Il Parlamento com’era, è: periferico. Anzi sempre di più: «Emerge una chiara differenza rispetto agli altri governi nell’utilizzo imponente dei decreti legge. Delle leggi entrate in vigore – spiega la Fondazione Openpolis che monitora le evoluzioni e soprattutto le involuzioni della democrazia italiana – dall’inizio della legislatura il 41,7% sono conversioni di decreti legge. Solo il governo Letta (che però è rimasto in carica pochi mesi) riporta un dato più alto (58,3%). Il governo Conte II si ferma al 34,3%. In valori assoluti, per decreti leggi, il governo Meloni è secondo (72, considerando anche l’ultimo approvato che però non è ancora in Gazzetta ufficiale) superato solo dal governo Berlusconi IV (80), che è rimasto in carica molto più tempo. Poi ci sono Draghi (63) e Renzi (56). Considerando il dato sulla media di decreti legge pubblicati al mese, i governi Conte II, Draghi (3,07) e Meloni (3,05) sono sostanzialmente in linea.

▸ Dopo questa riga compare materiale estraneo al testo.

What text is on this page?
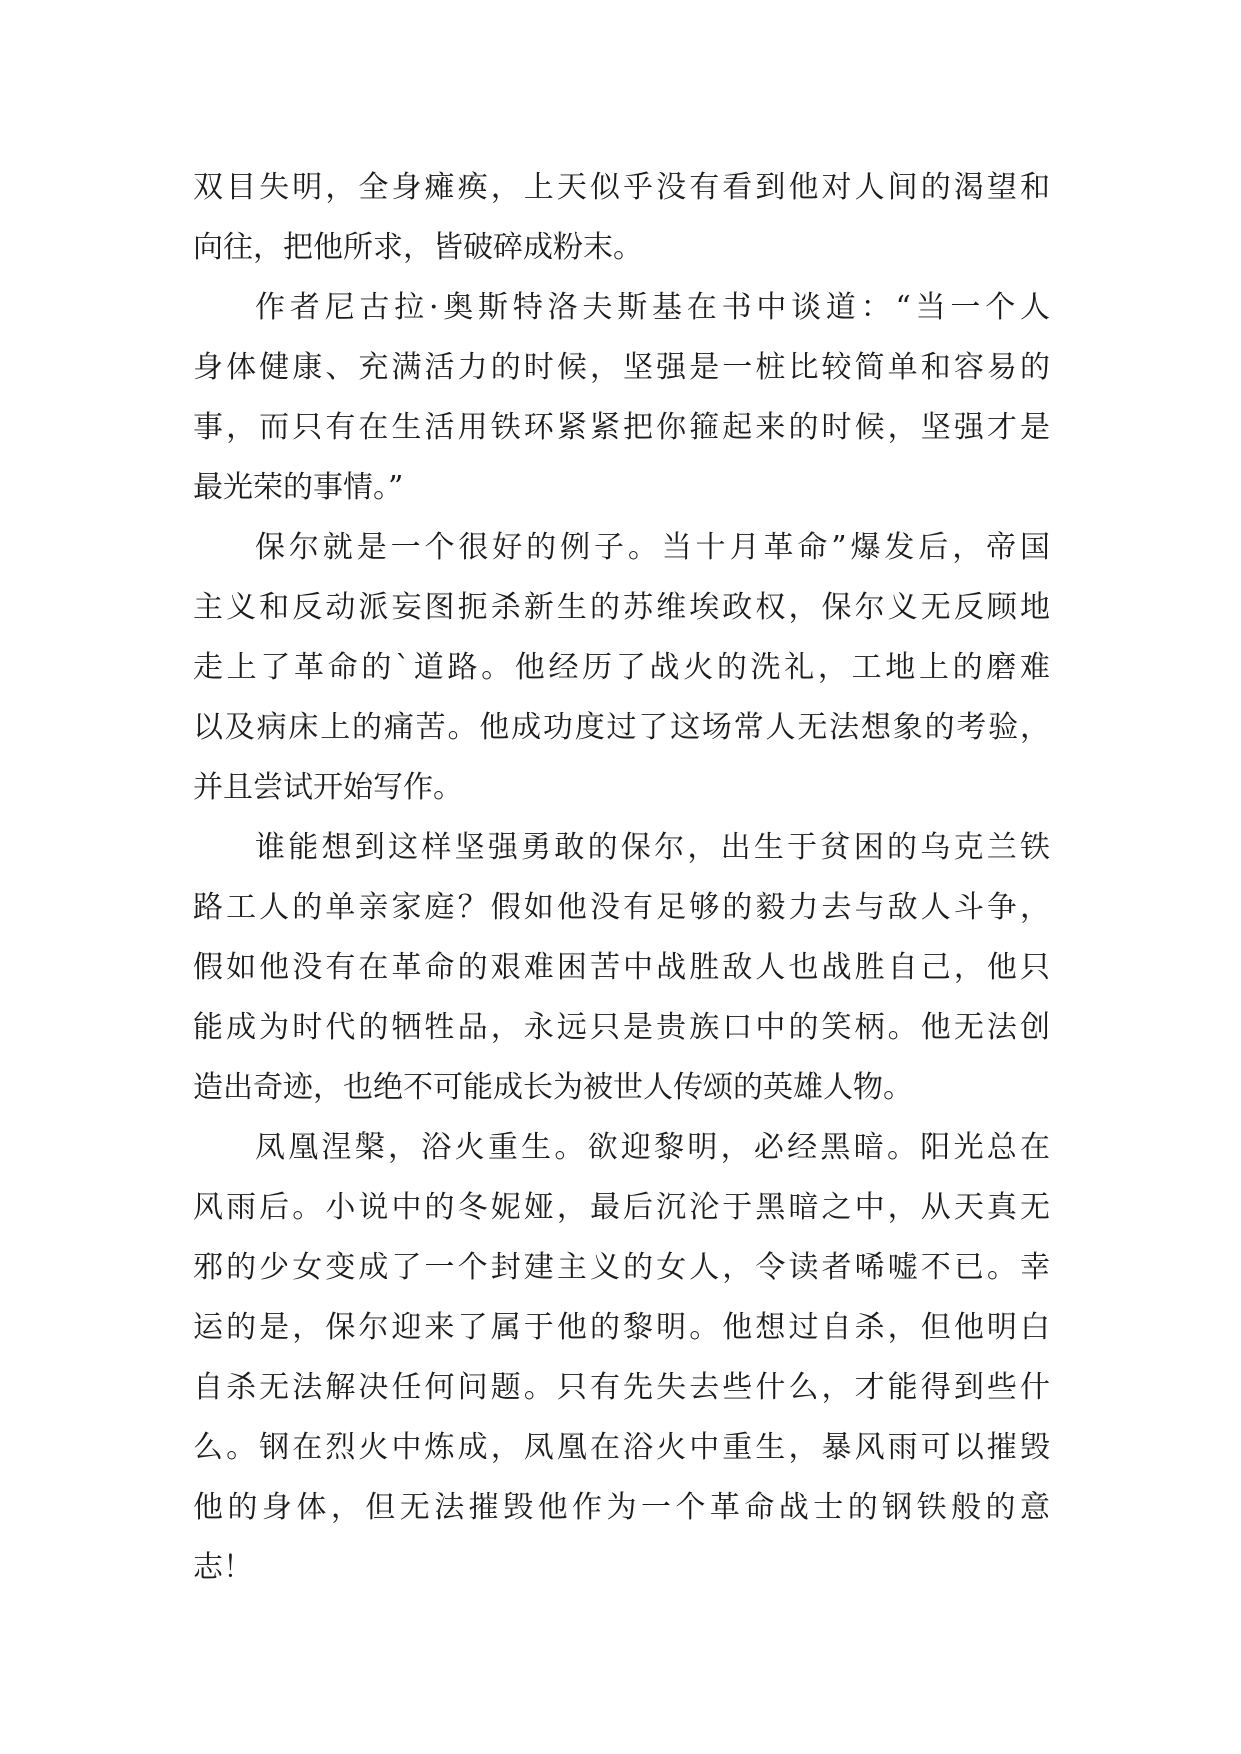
双目失明，全身瘫痪，上天似乎没有看到他对人间的渴望和
向往，把他所求，皆破碎成粉末。
作者尼古拉·奥斯特洛夫斯基在书中谈道：“当一个人
身体健康、充满活力的时候，坚强是一桩比较简单和容易的
事，而只有在生活用铁环紧紧把你箍起来的时候，坚强才是
最光荣的事情。”
保尔就是一个很好的例子。当十月革命”爆发后，帝国
主义和反动派妄图扼杀新生的苏维埃政权，保尔义无反顾地
走上了革命的`道路。他经历了战火的洗礼，工地上的磨难
以及病床上的痛苦。他成功度过了这场常人无法想象的考验，
并且尝试开始写作。
谁能想到这样坚强勇敢的保尔，出生于贫困的乌克兰铁
路工人的单亲家庭？假如他没有足够的毅力去与敌人斗争，
假如他没有在革命的艰难困苦中战胜敌人也战胜自己，他只
能成为时代的牺牲品，永远只是贵族口中的笑柄。他无法创
造出奇迹，也绝不可能成长为被世人传颂的英雄人物。
凤凰涅槃，浴火重生。欲迎黎明，必经黑暗。阳光总在
风雨后。小说中的冬妮娅，最后沉沦于黑暗之中，从天真无
邪的少女变成了一个封建主义的女人，令读者唏嘘不已。幸
运的是，保尔迎来了属于他的黎明。他想过自杀，但他明白
自杀无法解决任何问题。只有先失去些什么，才能得到些什
么。钢在烈火中炼成，凤凰在浴火中重生，暴风雨可以摧毁
他的身体，但无法摧毁他作为一个革命战士的钢铁般的意
志！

Bisogna evidenziare che, di fatto, l’attuale esecutivo sta continuando a produrre decreti allo stesso ritmo che è stato tenuto durante la pandemia».

 

Insomma, a distanza di quattro anni dalla riforma costituzionale, a due anni dal suo ingresso nei meccanismi democratici, il Parlamento non è diventato più sparagnino, laborioso, incisivo. E la riforma del “premierato” firmata dal governo Meloni, che una volta è il tema del giorno e un’altra, a convenienza, è riposta nei cassetti della memoria, è perfettamente coerente con gli ultimi trattamenti riservati al Parlamento. È quella che, dopo una lunga agonia, stacca la spina.